For years, these academics and groups had been able to hide their ideological commitments and operate with an air of respectability. But after last week’s statements, they have encountered a well-deserved backlash. Jewish groups, including the generally left-wing Anti-Defamation League, have condemned BLM’s anti-Semitism. A Democratic congressman quit the DSA in protest. Major donors have rebuked Ivy League universities for failing to condemn Hamas forcefully. The Financial Times warned that the “left’s take on Hamas” could lead to a “Democratic party split.”

While the backlash against the radical Left’s support of terror is welcome, that support should not have come as a surprise. All of the groups have long promoted the violent “decolonization” of not just Israel but also the United States.

BLM has promoted this ideological line since its inception. In 2015, BLM co-founder Patrisse Cullors led a delegation to the Palestinian territories, so that the group’s activists could learn from the “Palestinian struggle.” She condemned Israel as an “apartheid state,” and the running theme of the trip was revolution, “from Ferguson to Palestine.” The same year, Cullors signed a statement drawing parallels between the Palestinian fight against Israel and the black one against America. During a speech at Harvard Law School, Cullors went further, telling the audience: “If we don’t step up boldly and courageously to end the imperialist project called Israel, we’re doomed.”

Likewise, the DSA has long made it clear that it backs the decolonization of Israel and the United States. The DSA’s Palestine Solidarity working group has repeatedly expressed its support for violent resistance against the Jewish state. “One cannot conflate the violence of colonized people trying to free themselves from the shackles of oppression and the violence of colonizers as they attempt to maintain a system of brutal and horrific domination. To do so is to side with the oppressor,” the group wrote last year. “Indigenous resistance in all forms are valid, whether it be non-violent protests or armed resistance,” it declared this summer. Domestically, the DSA published a statement in 2019 endorsing “full decolonization of all the occupied lands of the United States,” leading to “the liberation of all people from capitalism and imperialism.”

Following the carnage in Gaza, both BLM and the DSA confirmed their support for violence. The BLM Grassroots organization declared that the Hamas terror campaign “must not be condemned, but understood as a desperate act of self-defense.” The DSA’s San Francisco chapter reiterated its commitment to violent decolonization, writing in an official statement: “Violent oppression inevitably produces resistance. Socialists support the Palestinian people’s, and all people’s, right to resist and fight for their own liberation. . . . We call on all those who share our vision of global working-class emancipation to join the fight to end the occupation and decolonize Palestine—from the river to the sea.”

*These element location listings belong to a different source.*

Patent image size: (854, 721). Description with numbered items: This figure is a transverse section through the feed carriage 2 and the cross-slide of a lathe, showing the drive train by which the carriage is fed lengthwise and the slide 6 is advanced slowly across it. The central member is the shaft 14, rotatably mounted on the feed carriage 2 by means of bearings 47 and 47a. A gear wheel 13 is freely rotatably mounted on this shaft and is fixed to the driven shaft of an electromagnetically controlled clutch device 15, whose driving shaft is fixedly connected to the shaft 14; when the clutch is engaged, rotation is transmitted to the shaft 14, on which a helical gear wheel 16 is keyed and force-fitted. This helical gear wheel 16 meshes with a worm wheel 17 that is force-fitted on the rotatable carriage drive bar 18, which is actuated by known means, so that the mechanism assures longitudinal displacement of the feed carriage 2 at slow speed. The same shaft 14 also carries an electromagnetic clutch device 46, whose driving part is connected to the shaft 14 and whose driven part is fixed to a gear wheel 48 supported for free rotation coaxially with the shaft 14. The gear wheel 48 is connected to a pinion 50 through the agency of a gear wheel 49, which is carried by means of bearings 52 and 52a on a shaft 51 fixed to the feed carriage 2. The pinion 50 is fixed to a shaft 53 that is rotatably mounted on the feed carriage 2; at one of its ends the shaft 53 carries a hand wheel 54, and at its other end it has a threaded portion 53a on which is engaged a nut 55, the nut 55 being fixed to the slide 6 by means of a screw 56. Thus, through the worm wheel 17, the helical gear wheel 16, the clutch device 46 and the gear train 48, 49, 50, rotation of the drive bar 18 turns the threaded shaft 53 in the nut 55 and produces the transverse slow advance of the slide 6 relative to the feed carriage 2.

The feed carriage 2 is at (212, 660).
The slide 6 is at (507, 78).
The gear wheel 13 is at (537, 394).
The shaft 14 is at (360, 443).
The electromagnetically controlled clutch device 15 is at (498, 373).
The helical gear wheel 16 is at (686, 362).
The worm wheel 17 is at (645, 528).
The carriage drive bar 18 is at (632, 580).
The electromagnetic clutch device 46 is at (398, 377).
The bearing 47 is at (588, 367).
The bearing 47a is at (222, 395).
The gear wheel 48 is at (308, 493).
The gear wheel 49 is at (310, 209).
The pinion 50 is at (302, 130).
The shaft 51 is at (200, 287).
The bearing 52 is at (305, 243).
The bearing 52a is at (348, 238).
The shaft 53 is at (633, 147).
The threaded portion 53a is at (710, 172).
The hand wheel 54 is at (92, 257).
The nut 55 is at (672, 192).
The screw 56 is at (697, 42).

The extremism of these movements provides an opportunity to drive a wedge between the establishment Left and such radical factions. As the public begins to connect the dots between Hamas, BLM, the DSA, and academic “decolonization,” responsible political leaders will be forced to accept that recent events in Israel are not simply a matter of foreign affairs but have deep domestic ramifications. The radicals will no longer be able to play the game of double-entendre. When they chant for revolutionary struggle “from Ferguson to Palestine,” they are not speaking metaphorically. When they call for an “American Intifada,” they do not mean peaceful democratic resistance. They mean violence—a truth that can no longer be denied.